[Stackless] LLVM coroutine support [was: [LLVMdev] Proposal: stack/context switching within a thread]

Wed Apr 14 03:03:34 CEST 2010

Kristján Valur Jónsson <kristjan at ...> writes:

> 
> Hello Jeffrey.
> This is very interesting.  I am not familiar with the C apis
> that this appears to emulate.  The concept of a
> "linked" context is novel to me.
> 
> One thing that is not immediately is apparent to me is if this
> system does not support "stack slicing".
> I see the "makecontext"  This has some problems:
> 1) You have to know beforehand how much stack you will use
> 2) You Therefore have to allocate conservatively.
> 3) This generous amount of preallocated memory that remains fixed
> for the lifetime of the context causes memory fragmentation, similar
> to what you see with regular threads.  This limits the number of
> contexts that can be alive by virtual memory in the same way as the
> number of threads are limited.
> 
> In stackless python, we use "stack slicing".  If you are not
> familiar with the concept, it involves always using the same C
> stack, which therefore can grow, and storing the "active" part of
> the stack away into heap memory when contexts are switched.  An
> inactive context therefore has not only cpu registers associated
> with it, but also slice of the stack (as little as required to
> represent that particular context) tucked away into a heap memory
> block.
> 
> It is unclear to me if a context created by "getcontext" could be
> used as a base point for stack slicing.  Could one create such a
> base point (ctxt A), and then decend deeper into the stack, then
> "swapcontext" from a nex context B back to the previous point on the
> stack?  Will the stack data in the between points A and B on the
> stack be "tucked away", to be restored when returning to context B?
> When doing stack slicing, one has to define a "base", and in the
> exaple above, context A would be the base, and all other contexts
> would have to be from deeper on the stack.  I don't see a provision
> for identifying such a base.  And indeed, if some of the contexts
> come from a separate "makecontext" area, they would have a different
> base.
> 
> If stack slicing is not supported, as I suspect, it would be
> relatively simple to add it by being able to specify a "base
> context" to "getcontext" and "swapcontext", which would serve the
> base point on the stack between which and the current stack
> position, memory would need to be saved.  The contexts thus
> generated would have an associated stack slice with them.  Adding
> such a "base context" argument go getcontext() and swapcontext()
> would enable us to build current stackless behaviour on top of such
> an API.

Thanks for the detailed analysis.

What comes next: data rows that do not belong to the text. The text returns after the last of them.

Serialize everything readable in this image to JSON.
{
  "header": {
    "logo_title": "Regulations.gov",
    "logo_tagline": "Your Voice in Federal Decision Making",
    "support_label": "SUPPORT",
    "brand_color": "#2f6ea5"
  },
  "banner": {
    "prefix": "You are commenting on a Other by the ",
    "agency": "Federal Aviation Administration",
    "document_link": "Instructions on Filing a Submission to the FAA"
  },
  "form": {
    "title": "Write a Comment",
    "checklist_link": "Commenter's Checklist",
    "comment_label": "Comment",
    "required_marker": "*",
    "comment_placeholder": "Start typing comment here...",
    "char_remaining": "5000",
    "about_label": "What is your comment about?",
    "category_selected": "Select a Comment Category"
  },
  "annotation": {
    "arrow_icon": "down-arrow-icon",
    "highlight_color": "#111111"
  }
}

I forwarded it to the author of
the proposal, and we discussed it some in the thread at
http://lists.cs.uiuc.edu/pipermail/llvmdev/2010-April/030887.html. He's
uploaded a new version to
http://code.google.com/p/llvm-stack-switch/wiki/Proposal,
although it doesn't yet include all of the comments I asked for.

To try to answer some of your questions above:

The C functions are documented, though not very well, at
http://www.opengroup.org/onlinepubs/009695399/functions/makecontext.html.

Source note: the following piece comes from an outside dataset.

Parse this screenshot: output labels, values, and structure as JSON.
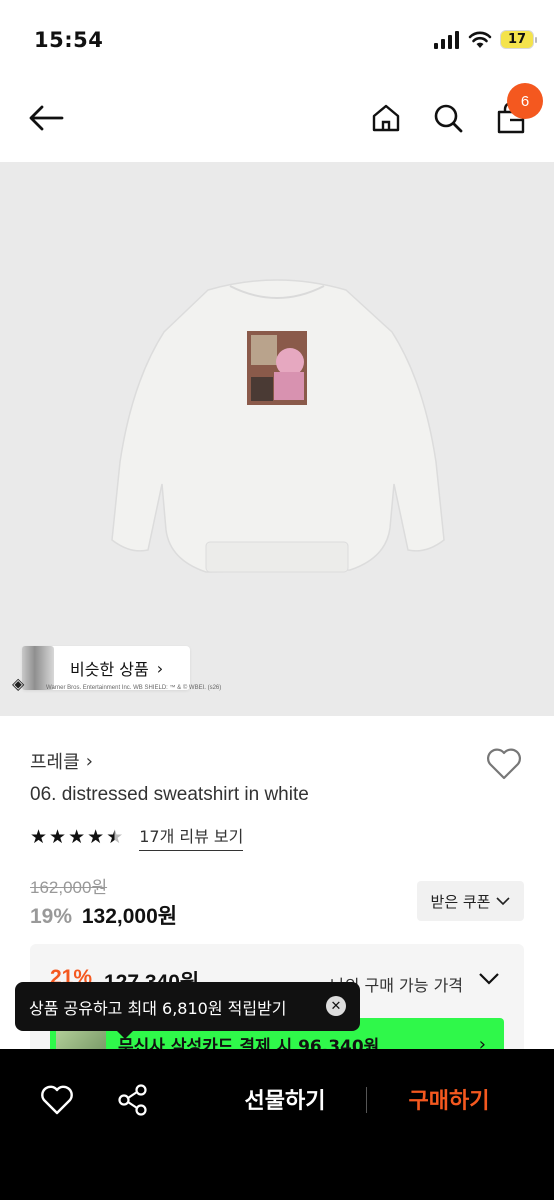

The basic mechanism Kenneth is proposing only swaps out the
context's registers, not its actual stack space. It would be up
to Stackless's scheduler to copy the stack data back and forth
from the heap. He thinks it'll be enough for your use to add a
way to query the top of the stack. Then, before calling anything
you'd have to hard-switch, you would call getcontext() once and
save the stack top. When switching, you'd call getcontext() again
and save out the data between the two tops. I guess that matches
your suggestion for a "base" context? The idea would be to give
schedulers enough portable primitives to do what you need,
without making LLVM know how to allocate memory.

In the llvmdev thread, I suggested that Stackless might want to
use makecontext(new_space) any time it entered a C function, on
the assumption that C frames are short-lived, and you could
re-use the space as soon as the C frame returned, but I think
that was wrong.

Jeffrey